Q: Does a finite set imply that for any sequence of its elements, there HAS to be a repetition?
Q: If so, why should the FIRST element get repeated?

Homework Equations

Mentioned above.

The Attempt at a Solution

Trying to understand things...

Saying that $f \in S_n$ means f is a 1-1 and onto function from {1,2,...,n} to {1,2,...,n}. So your sequence has to have a repeated element just because the number of choices is finite. Suppose it repeats, so $x_k=x_l$ with k>1. That would mean $f(x_{k-1})=x_k$ and $f(x_{l-1})=x_l=x_k$. What do you conclude from that?

 

[Halaaku]

x_l = x_k simply imply that f is 1-1.

 

[Halaaku]

When you say "... your sequence has to have a repeated element just because the number of choices is finite", could you please give an example of it? Isn't the sequence {1,2,3} finite despite there being no repetition?

 

[Dick]

When you say "... your sequence has to have a repeated element just because the number of choices is finite", could you please give an example of it?

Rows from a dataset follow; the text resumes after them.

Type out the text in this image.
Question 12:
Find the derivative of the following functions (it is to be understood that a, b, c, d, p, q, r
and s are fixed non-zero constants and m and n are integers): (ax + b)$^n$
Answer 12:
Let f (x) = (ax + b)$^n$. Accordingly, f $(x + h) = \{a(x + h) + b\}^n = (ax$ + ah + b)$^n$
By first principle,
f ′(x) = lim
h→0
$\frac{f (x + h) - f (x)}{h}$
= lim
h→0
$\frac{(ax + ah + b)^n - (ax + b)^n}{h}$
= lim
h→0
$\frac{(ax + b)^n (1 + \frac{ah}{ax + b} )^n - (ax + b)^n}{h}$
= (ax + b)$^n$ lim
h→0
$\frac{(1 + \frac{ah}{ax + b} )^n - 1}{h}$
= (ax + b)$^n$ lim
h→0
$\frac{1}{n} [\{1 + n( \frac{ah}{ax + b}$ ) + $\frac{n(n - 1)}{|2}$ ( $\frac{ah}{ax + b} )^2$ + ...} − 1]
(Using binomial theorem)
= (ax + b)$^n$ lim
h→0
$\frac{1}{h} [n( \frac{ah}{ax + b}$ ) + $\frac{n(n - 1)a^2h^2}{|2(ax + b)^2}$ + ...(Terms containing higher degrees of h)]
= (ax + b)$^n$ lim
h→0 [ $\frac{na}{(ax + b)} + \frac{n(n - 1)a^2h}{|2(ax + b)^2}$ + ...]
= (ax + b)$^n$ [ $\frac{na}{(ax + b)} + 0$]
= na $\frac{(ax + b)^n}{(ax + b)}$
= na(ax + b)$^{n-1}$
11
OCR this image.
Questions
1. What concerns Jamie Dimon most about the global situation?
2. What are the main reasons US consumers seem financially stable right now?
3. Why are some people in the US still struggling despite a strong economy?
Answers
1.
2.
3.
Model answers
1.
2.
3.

Isn't the sequence {1,2,3} finite despite there being no repetition?

You have to keep going. That sequence says f(1)=2, f(2)=3 then next element would be f(3). You have to make a choice for that too.

 

[Dick]

x_l = x_k simply imply that f is 1-1.

Not quite. What would that tell you about $x_{l-1}$ and $x_{k-1}$?

 

[Halaaku]

If you are taking x_k to be the first index then x_{k-1} is suggesting an element of zero index, but we started off with index 1.

 

[Halaaku]

But why should x_k be the first element? when there can be different representations for the same cycle eg {1,5,7}={7,1,5}, we can't really fix the first element, or can we?

 

[Dick]

But why should x_k be the first element? when there can be different representations for the same cycle eg {1,5,7}={7,1,5}, we can't really fix the first element, or can we?

You PICK the first element of the cycle. It can be anything. No, this procedure doesn't fix the first element.

 

[Dick]

If you are taking x_k to be the first index then x_{k-1} is suggesting an element of zero index, but we started off with index 1.

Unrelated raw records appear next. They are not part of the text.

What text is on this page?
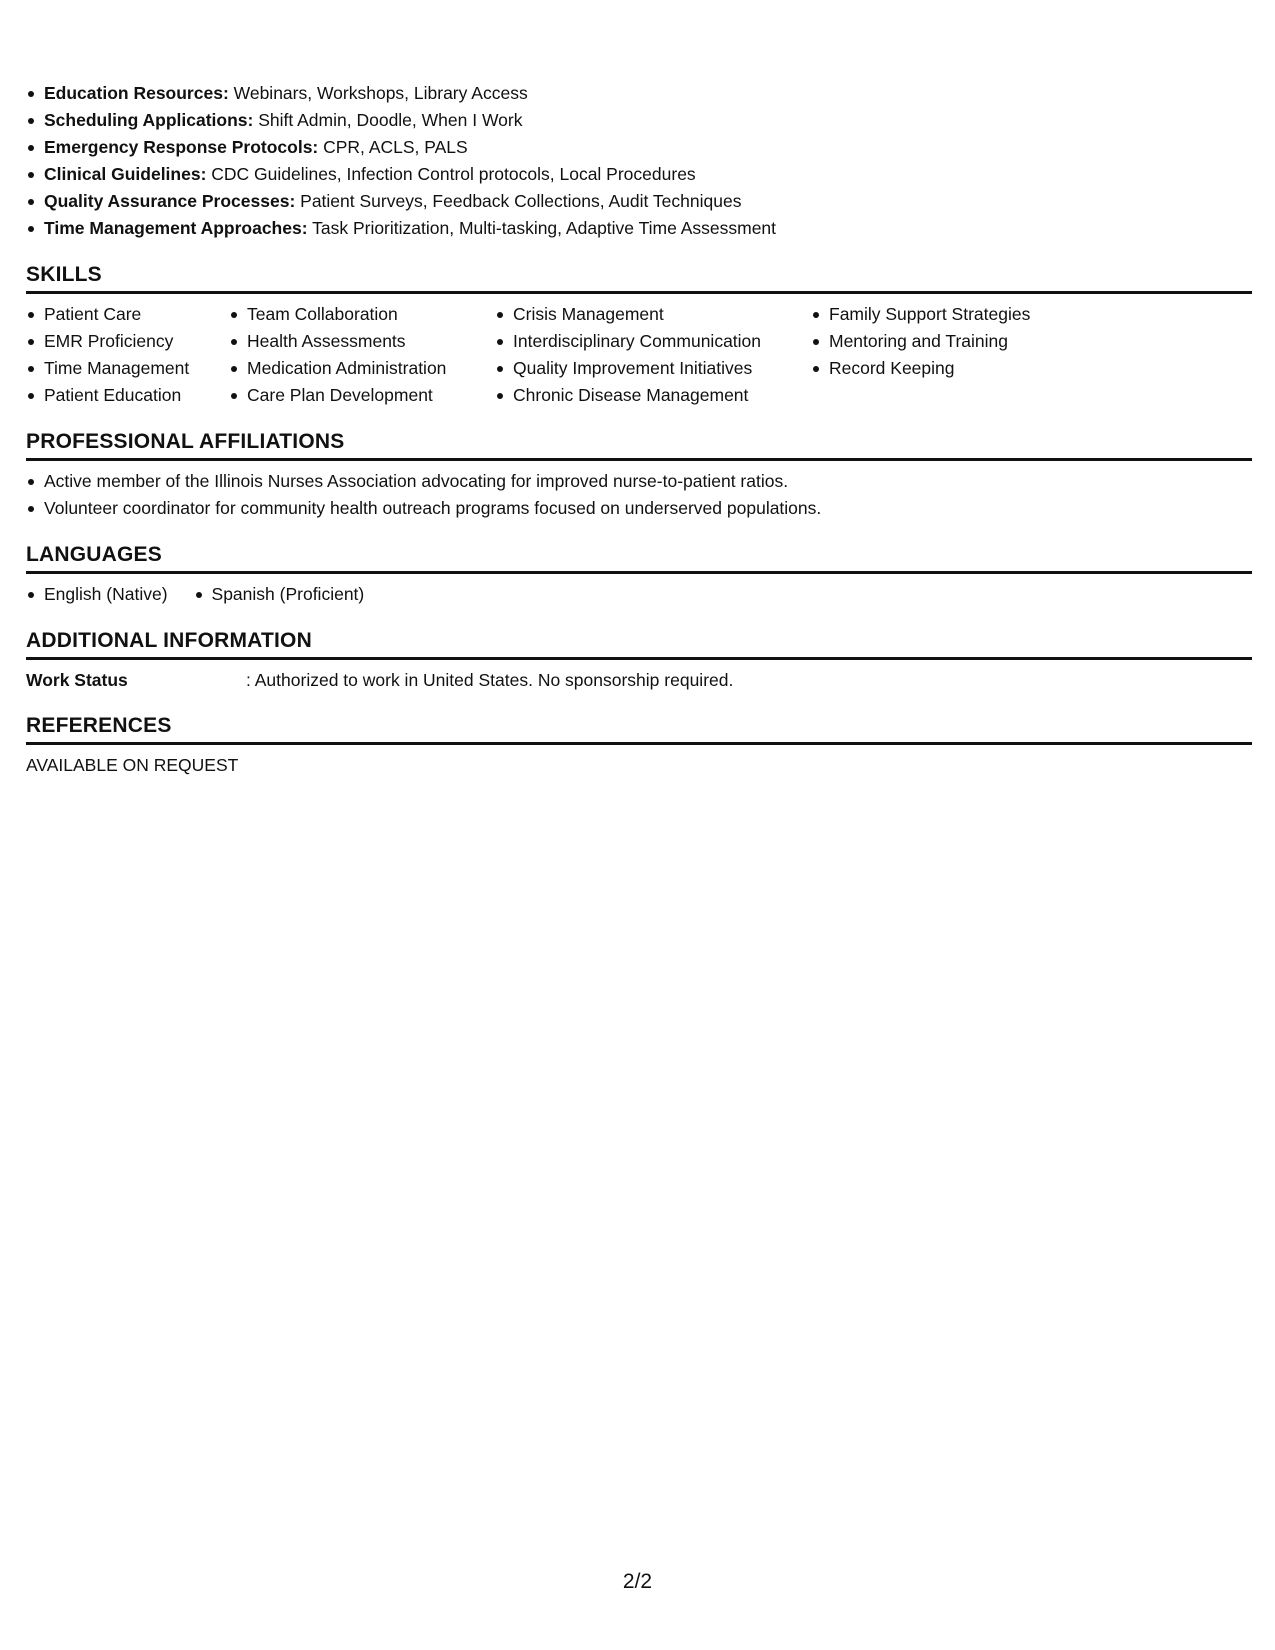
Education Resources: Webinars, Workshops, Library Access
Scheduling Applications: Shift Admin, Doodle, When I Work
Emergency Response Protocols: CPR, ACLS, PALS
Clinical Guidelines: CDC Guidelines, Infection Control protocols, Local Procedures
Quality Assurance Processes: Patient Surveys, Feedback Collections, Audit Techniques
Time Management Approaches: Task Prioritization, Multi-tasking, Adaptive Time Assessment
SKILLS
Patient Care
EMR Proficiency
Time Management
Patient Education
Team Collaboration
Health Assessments
Medication Administration
Care Plan Development
Crisis Management
Interdisciplinary Communication
Quality Improvement Initiatives
Chronic Disease Management
Family Support Strategies
Mentoring and Training
Record Keeping
PROFESSIONAL AFFILIATIONS
Active member of the Illinois Nurses Association advocating for improved nurse-to-patient ratios.
Volunteer coordinator for community health outreach programs focused on underserved populations.
LANGUAGES
English (Native)	Spanish (Proficient)
ADDITIONAL INFORMATION
Work Status	: Authorized to work in United States. No sponsorship required.
REFERENCES
AVAILABLE ON REQUEST
2/2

That's part of it. If the first element is the repeating one, then there is no problem because there is no zero index element to worry about. If the first repetition isn't the first, then what kind of problem do you have?

 

[Halaaku]

You answered that in your last to last reply. The proof is constructed this way that i pick first element.
What I was thinking was what if some other element, lying in the middle somewhere, got repeated, but then we can write a representation such that this element becomes the first element.
So, thank you!

 

[Ray Vickson]

You answered that in your last to last reply. The proof is constructed this way that i pick first element.
What I was thinking was what if some other element, lying in the middle somewhere, got repeated, but then we can write a representation such that this element becomes the first element.
So, thank you!

Part of your original question was a good one. You want to know why some string like, say, S = x1,x2,x3,x4,x5,x3 could not occur; it has a repetitition, but the cycle does not come back to x1. Well, remember that f(.) is 1:1 onto, so look at g = f^(-1), the inverse of f. Using g and starting at the end of the string above we would get x3,x5,x4,x3,x2,x1, and that is where we now have a serious problem: when we get to x3 (from x4) we suddenly have two choices for g(x3); namely x5 and x2. But, g must also be 1:1 and onto, so that could not happen. Therefore, the original string S cannot occur.

 

[Halaaku]

The string S cannot be called a cycle. Its not 1-1, hence it can't have an inverse. Although I understand what you have stated but I think giving the example i.e the string S, would have been enough
Thank you!

 

[Ray Vickson]

The string S cannot be called a cycle. Its not 1-1, hence it can't have an inverse. Although I understand what you have stated but I think giving the example i.e the string S, would have been enough
Thank you!

The function f is 1:1 onto, not the string S. The point is that in the example I gave you the element x3 has two pre-images under f, namely x2 and x5, and that cannot happen for a 1:1 onto map f. Therefore, the given string x2 = f(x1), x3 = f(x2), x4 = f(x3), x5 = f(x4), x3 = f(x5)cannot occur: it yields a contradiction. It would be perfectly OK for a cycle such as x2 = f(x1), x3 = f(x2), x1 = f(x3); there would be no contradiction there.